Each year, he’d feel a little more stunted, like his chances at a full life were shrinking.

“Now, it’s hard. Start from zero. For the first time,” he says.

Right now, he’s at another fork in the road. He wants to get to university as quick as possible but missed the deadline this year. You have to be on job-seekers allowance for 78 days to get the back-to-education allowance; he missed the cut.

For Walsh, that’s another illogical condition. “There are terrible contradictions,” she said. “There’s encouragement not to apply for employment straight away, if you want further education.”

So, for now, the university plan is on hold, and he’s looking for work until he can apply to study again.

“But I’m happy. I was waiting for this time. I don’t want to depend on social money and these things,” he says. “I’ll try to get my future very good.”

A Reckoning and an Obligation to Help

Asylum seekers live with uncertainty for years. They don’t know whether they’ll be deported or told they’re allowed to stay. “People are damaged,” said Mike Fitzgibbon, lecturer at University College Cork. But he doesn’t think there’s been a reckoning with that yet.

It’s all very well to look forward and talk about the supports we need, but first, the government needs to acknowledge past wrongs, he said; the effect on children, the high rejection rates compared to other countries, the restrictions people have lived under.

“I don’t think there’s really any cognisance taken of the fact that people might find it difficult to move over from an institutional setting to a so-called normal setting,” he said.

Some might question why people moving out of the asylum system should get extra assistance in getting set up. They can, after all, access the same social supports as Irish people. Why give them any extra leg up?

Everybody needs to have adequate support, said Fitzgibbon, but these are people who are trying to integrate into society in a whole variety of different ways, with issues piled on top of each other.
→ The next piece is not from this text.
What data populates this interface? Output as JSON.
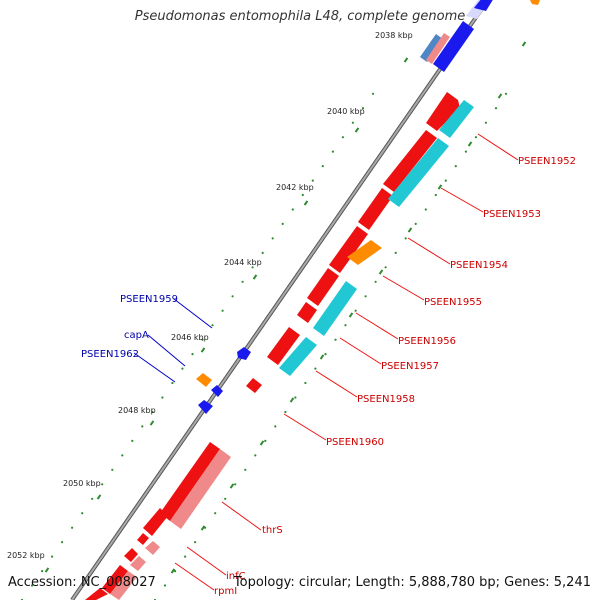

For those who move out of direct provision, there are so many legacy issues, says Walsh from Clonakilty.

She has seen adults who for a couple of years would be cheerful, then become withdrawn, then desperately depressed.

She has seen toddlers at first unaware of the differences between their lives and their peers’ lives, grow into subdued kids, and then ashamed teenagers.

She has seen one girl wait at the bus stop outside school and pretend to be going out of town, rather than walk to the direct-provision centre.

“I’ve seen the energy, the joy, being sucked out of people,” she said.

“As an Irish state, we have institutionalised them,” says Jacqui O’Riordan, a lecturer in Applied Social Studies at University College Cork. “And it’s not the first people we have done this to. And we need to take responsibility.”